Configuration for Machine Learning is a complex topic, and various different teams have used various different configuration systems to run their experiments. YAML has been pretty popular for configuration, but several different pythonic configuration systems are also on the rise.
For now, NemoRun does configuration by supporting a pythonic configuration system (based on Fiddle), in addition to just running raw scripts directly.
Additionally, in the future, we also aim to provide interoperability between Python and YAML.
In summary, you should use NemoRun to configure your tasks because it provides Flexibility and Modularity when defining your config, and, once done, allows you to launch your configured tasks anywhere in a breeze.
One key philosophy that NemoRun uses is decoupling of configuration and execution. As a result, you can configure your task separately from defining your execution environment. This makes it trivial to switch from one execution environment to the other.
There is a one-time cost of defining your executor, but this is amortized across your workspace or your team.
But once defined, it is seamless to launch your tasks. Currently, we support the following types of executors:
- LocalExecutor
- SlurmExecutor
- SkypilotExecutor
This means that you can launch your configured task on one slurm cluster or the other, on a Kubernetes cluster, on one cloud or the other, or on all of them at the same time.
There will be caveats with each executor, but as mentioned before, this is a one time amortized cost.
This naturally begs the question that having access to multiple clusters is sometimes a luxury, and a lot of users generally work on a single cluster; in that case, why should someone use NemoRun? This will be answered in Management.
In summary, you should use NemoRun to execute your tasks and experiments because it decouples configuration of your task from your execution environment, and as a result provides Flexibility and Modularity.
In the previous section, we asked the question that why should someone use NemoRun if they operate on a single cluster. We shall aim to answer this here.
NemoRun comes with experiment management capabilities out of the box. This means that everytime you launch an experiment using NemoRun, your configuration is captured and saved automatically. Additionally, NemoRun also allows you to inspect an experiment while it's running or several months after it's been run.

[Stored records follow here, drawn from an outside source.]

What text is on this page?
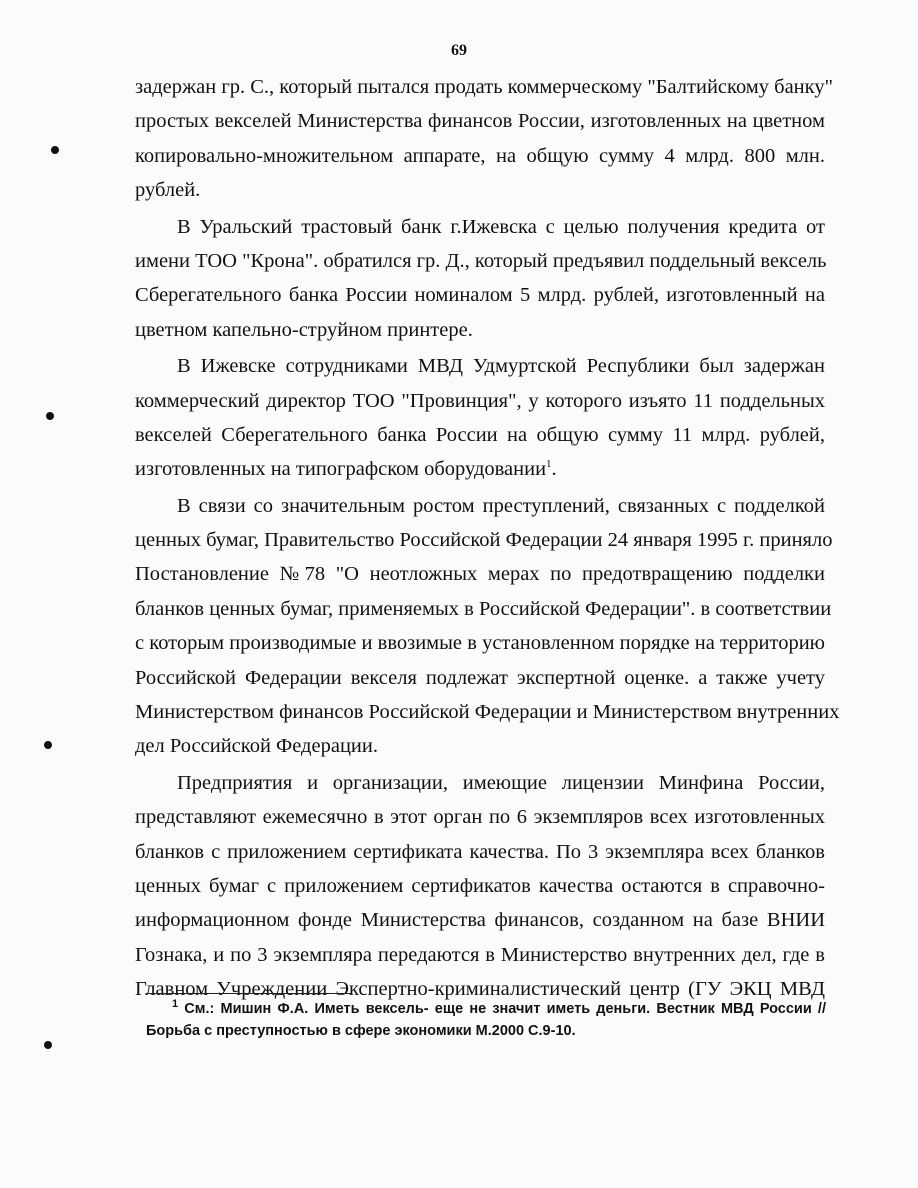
69
задержан гр. С., который пытался продать коммерческому "Балтийскому банку"
простых векселей Министерства финансов России, изготовленных на цветном
копировально-множительном аппарате, на общую сумму 4 млрд. 800 млн.
рублей.
В Уральский трастовый банк г.Ижевска с целью получения кредита от
имени ТОО "Крона". обратился гр. Д., который предъявил поддельный вексель
Сберегательного банка России номиналом 5 млрд. рублей, изготовленный на
цветном капельно-струйном принтере.
В Ижевске сотрудниками МВД Удмуртской Республики был задержан
коммерческий директор ТОО "Провинция", у которого изъято 11 поддельных
векселей Сберегательного банка России на общую сумму 11 млрд. рублей,
изготовленных на типографском оборудовании$^1$.
В связи со значительным ростом преступлений, связанных с подделкой
ценных бумаг, Правительство Российской Федерации 24 января 1995 г. приняло
Постановление №78 "О неотложных мерах по предотвращению подделки
бланков ценных бумаг, применяемых в Российской Федерации". в соответствии
с которым производимые и ввозимые в установленном порядке на территорию
Российской Федерации векселя подлежат экспертной оценке. а также учету
Министерством финансов Российской Федерации и Министерством внутренних
дел Российской Федерации.
Предприятия и организации, имеющие лицензии Минфина России,
представляют ежемесячно в этот орган по 6 экземпляров всех изготовленных
бланков с приложением сертификата качества. По 3 экземпляра всех бланков
ценных бумаг с приложением сертификатов качества остаются в справочно-
информационном фонде Министерства финансов, созданном на базе ВНИИ
Гознака, и по 3 экземпляра передаются в Министерство внутренних дел, где в
Главном Учреждении Экспертно-криминалистический центр (ГУ ЭКЦ МВД
$^1$ См.: Мишин Ф.А. Иметь вексель- еще не значит иметь деньги. Вестник МВД России //
Борьба с преступностью в сфере экономики М.2000 С.9-10.
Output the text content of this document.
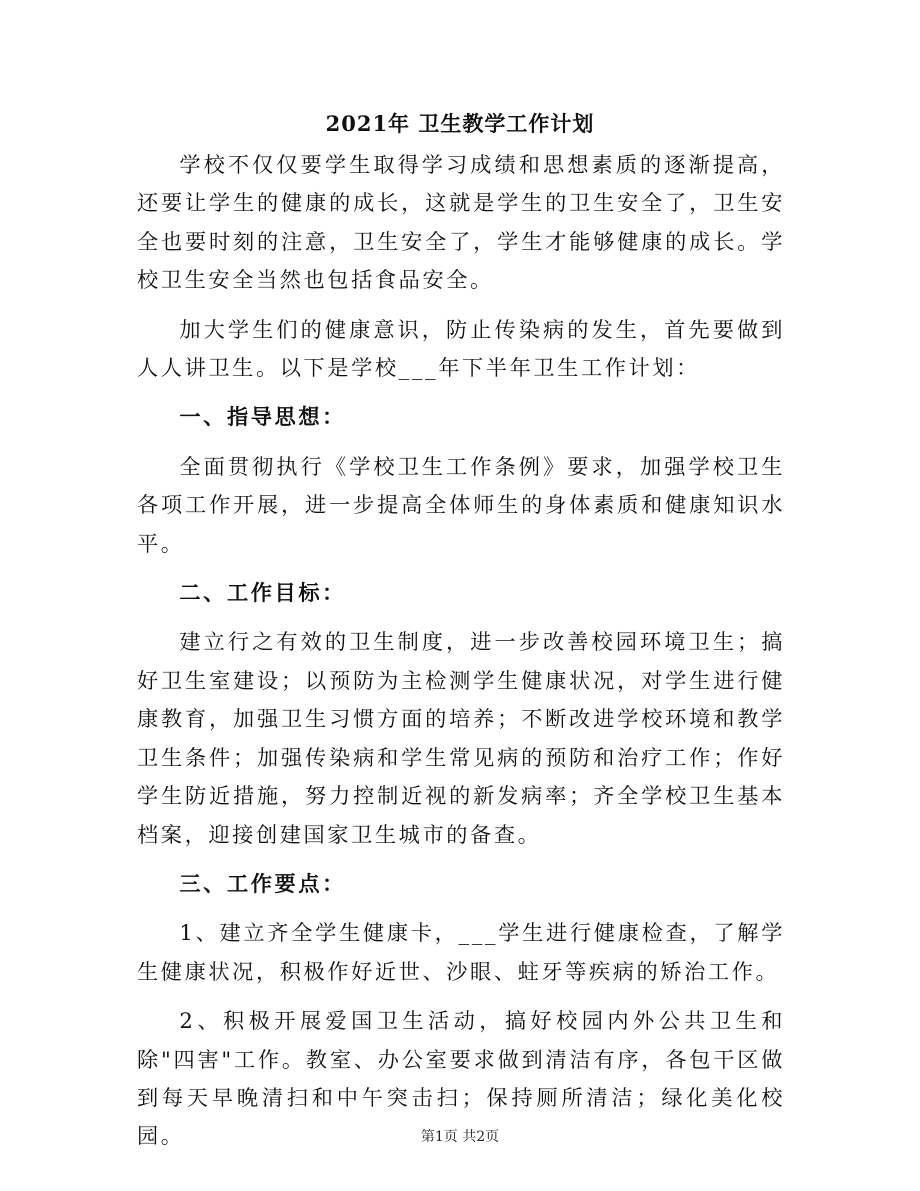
2021年 卫生教学工作计划

学校不仅仅要学生取得学习成绩和思想素质的逐渐提高，还要让学生的健康的成长，这就是学生的卫生安全了，卫生安全也要时刻的注意，卫生安全了，学生才能够健康的成长。学校卫生安全当然也包括食品安全。

加大学生们的健康意识，防止传染病的发生，首先要做到人人讲卫生。以下是学校___年下半年卫生工作计划：

一、指导思想：

全面贯彻执行《学校卫生工作条例》要求，加强学校卫生各项工作开展，进一步提高全体师生的身体素质和健康知识水平。

二、工作目标：

建立行之有效的卫生制度，进一步改善校园环境卫生；搞好卫生室建设；以预防为主检测学生健康状况，对学生进行健康教育，加强卫生习惯方面的培养；不断改进学校环境和教学卫生条件；加强传染病和学生常见病的预防和治疗工作；作好学生防近措施，努力控制近视的新发病率；齐全学校卫生基本档案，迎接创建国家卫生城市的备查。

三、工作要点：

1、建立齐全学生健康卡，___学生进行健康检查，了解学生健康状况，积极作好近世、沙眼、蛀牙等疾病的矫治工作。

2、积极开展爱国卫生活动，搞好校园内外公共卫生和除"四害"工作。教室、办公室要求做到清洁有序，各包干区做到每天早晚清扫和中午突击扫；保持厕所清洁；绿化美化校园。	第1页 共2页
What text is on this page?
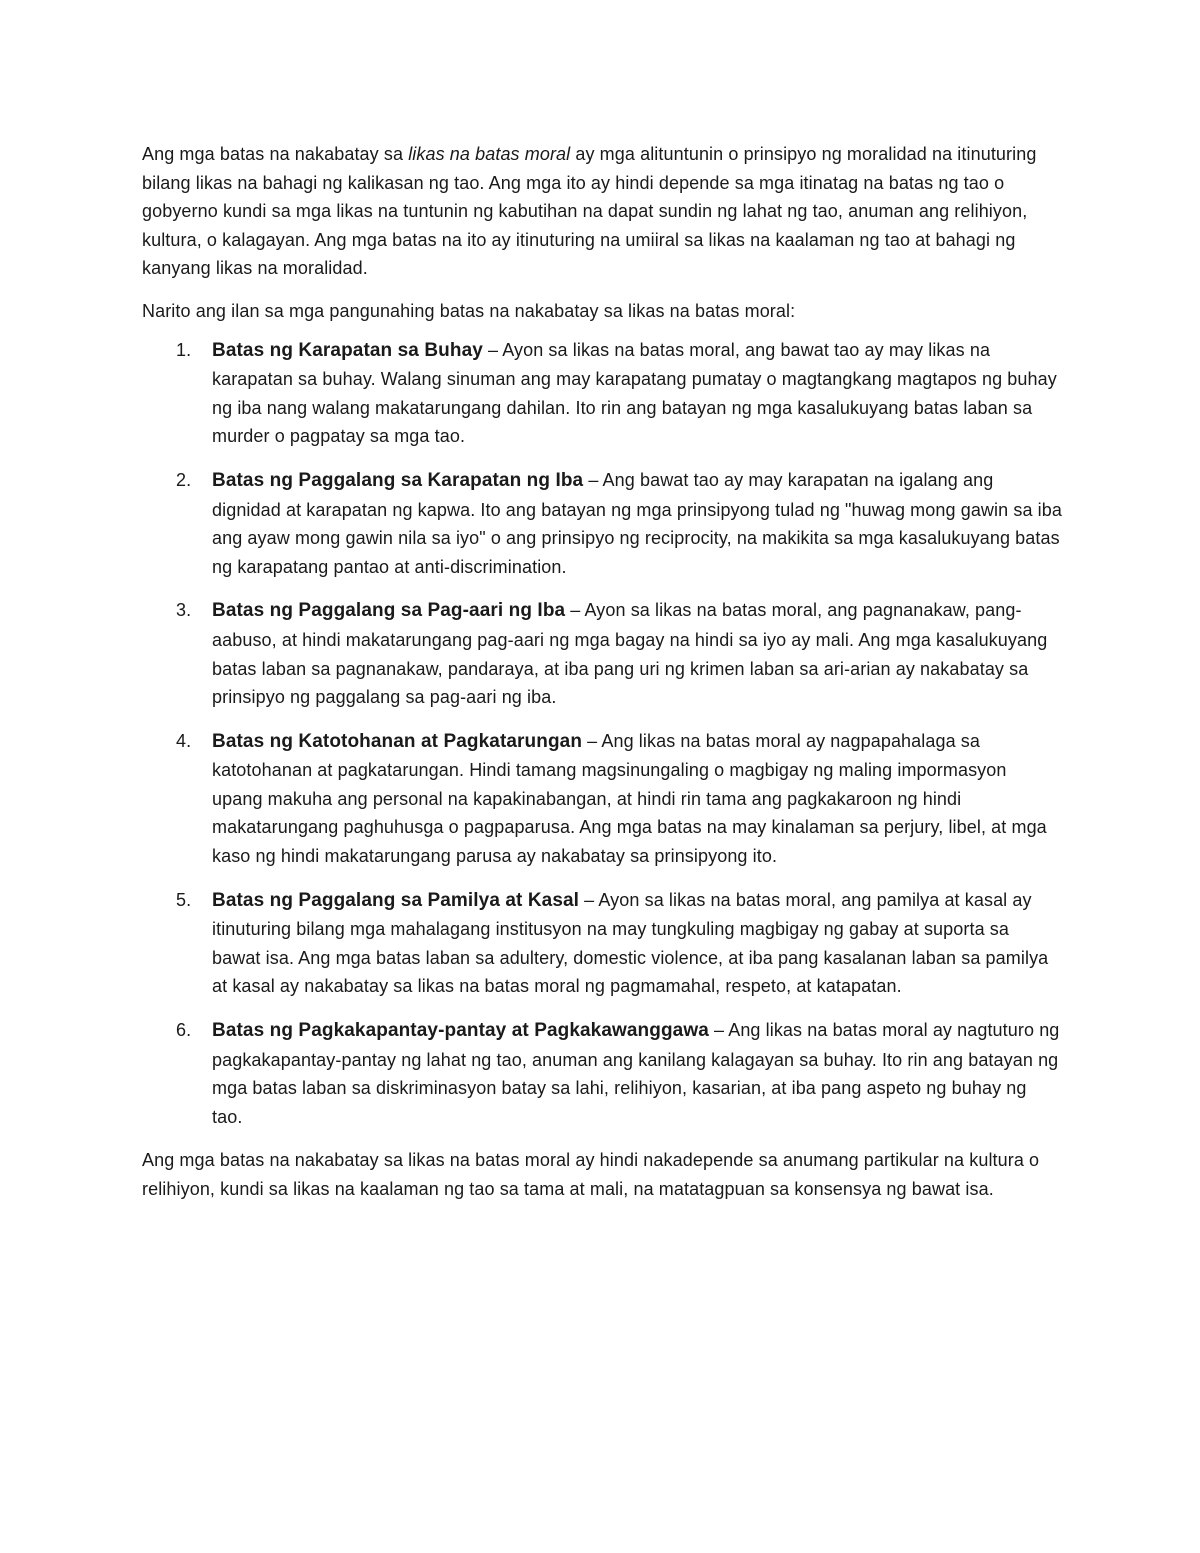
Ang mga batas na nakabatay sa likas na batas moral ay mga alituntunin o prinsipyo ng moralidad na itinuturing bilang likas na bahagi ng kalikasan ng tao. Ang mga ito ay hindi depende sa mga itinatag na batas ng tao o gobyerno kundi sa mga likas na tuntunin ng kabutihan na dapat sundin ng lahat ng tao, anuman ang relihiyon, kultura, o kalagayan. Ang mga batas na ito ay itinuturing na umiiral sa likas na kaalaman ng tao at bahagi ng kanyang likas na moralidad.

Narito ang ilan sa mga pangunahing batas na nakabatay sa likas na batas moral:

1. Batas ng Karapatan sa Buhay – Ayon sa likas na batas moral, ang bawat tao ay may likas na karapatan sa buhay. Walang sinuman ang may karapatang pumatay o magtangkang magtapos ng buhay ng iba nang walang makatarungang dahilan. Ito rin ang batayan ng mga kasalukuyang batas laban sa murder o pagpatay sa mga tao.
2. Batas ng Paggalang sa Karapatan ng Iba – Ang bawat tao ay may karapatan na igalang ang dignidad at karapatan ng kapwa. Ito ang batayan ng mga prinsipyong tulad ng "huwag mong gawin sa iba ang ayaw mong gawin nila sa iyo" o ang prinsipyo ng reciprocity, na makikita sa mga kasalukuyang batas ng karapatang pantao at anti-discrimination.
3. Batas ng Paggalang sa Pag-aari ng Iba – Ayon sa likas na batas moral, ang pagnanakaw, pang-aabuso, at hindi makatarungang pag-aari ng mga bagay na hindi sa iyo ay mali. Ang mga kasalukuyang batas laban sa pagnanakaw, pandaraya, at iba pang uri ng krimen laban sa ari-arian ay nakabatay sa prinsipyo ng paggalang sa pag-aari ng iba.
4. Batas ng Katotohanan at Pagkatarungan – Ang likas na batas moral ay nagpapahalaga sa katotohanan at pagkatarungan. Hindi tamang magsinungaling o magbigay ng maling impormasyon upang makuha ang personal na kapakinabangan, at hindi rin tama ang pagkakaroon ng hindi makatarungang paghuhusga o pagpaparusa. Ang mga batas na may kinalaman sa perjury, libel, at mga kaso ng hindi makatarungang parusa ay nakabatay sa prinsipyong ito.
5. Batas ng Paggalang sa Pamilya at Kasal – Ayon sa likas na batas moral, ang pamilya at kasal ay itinuturing bilang mga mahalagang institusyon na may tungkuling magbigay ng gabay at suporta sa bawat isa. Ang mga batas laban sa adultery, domestic violence, at iba pang kasalanan laban sa pamilya at kasal ay nakabatay sa likas na batas moral ng pagmamahal, respeto, at katapatan.
6. Batas ng Pagkakapantay-pantay at Pagkakawanggawa – Ang likas na batas moral ay nagtuturo ng pagkakapantay-pantay ng lahat ng tao, anuman ang kanilang kalagayan sa buhay. Ito rin ang batayan ng mga batas laban sa diskriminasyon batay sa lahi, relihiyon, kasarian, at iba pang aspeto ng buhay ng tao.

Ang mga batas na nakabatay sa likas na batas moral ay hindi nakadepende sa anumang partikular na kultura o relihiyon, kundi sa likas na kaalaman ng tao sa tama at mali, na matatagpuan sa konsensya ng bawat isa.
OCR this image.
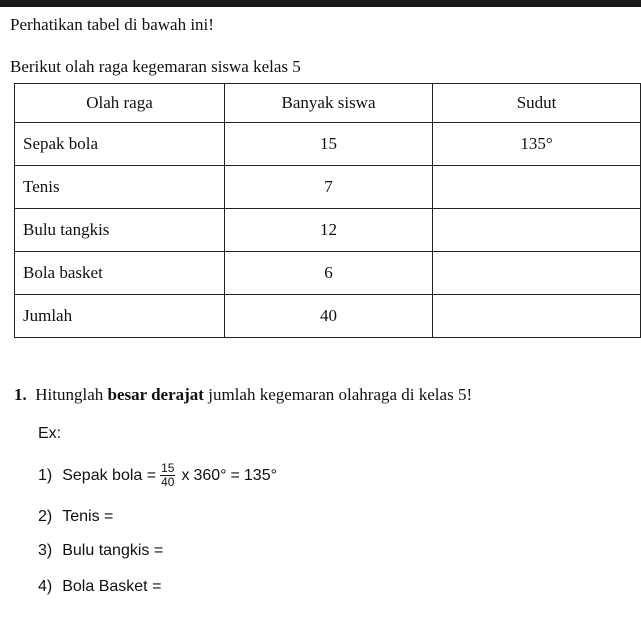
Perhatikan tabel di bawah ini!
Berikut olah raga kegemaran siswa kelas 5
Olah raga	Banyak siswa	Sudut
Sepak bola	15	135°
Tenis	7	
Bulu tangkis	12	
Bola basket	6	
Jumlah	40	
1. Hitunglah besar derajat jumlah kegemaran olahraga di kelas 5!
Ex:
1) Sepak bola = $\frac{15}{40}$ x 360° = 135°
2) Tenis =
3) Bulu tangkis =
4) Bola Basket =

On top of it, it also allows you to cancel tasks in your experiment, retrieve logs (as long as they're available remotely), and it the very near future - sync artifacts. And, each run of the experiment is saved separately, mitigating the headache of overriding already existing stuff.
Reproducibility is a big requirement for Machine learning. Experiments run months ago are difficult to inspect and reproduce because the configuration or the command used to launch the experiment or the logs are often lost or forgotten. NemoRun allows you to reproduce old experiments with a breeze. All you need is the experiment id or title.
So next time someone else looks at your summary of results or your WandB dashboard and asks you for the config or instructions on how to run it, you can just point them to the experiment id for further inspection.
There are some caveats here, in the sense that the metadata for your experiments is currently local, and you'll need to sync it to a common place for others to inspect and reproduce. But this is a solvable problem, and a team can do it any way they prefer.
In the future, we might provide remote homes for your NemoRun experiment, which will result in one less problem for you to worry about.
The persistence of experiment metadata, including configuration and logs, is based on a directory structure described in [TODO]. This is the only place where NemoRun enforces opinions of it's own. But we may expose APIs in the future for users to provide their own structure.
In summary, you should use NemoRun to manage your experiments because provides Reproducibility and Organization.
All in all, you should use NemoRun because it provides
- Flexibility
- Modularity
- Reproducibility
- Organization
for your experiments. On top of all this, if you're using Nemo 2.0, NemoRun has a close knit integration with it, and this will only continue to get better over time.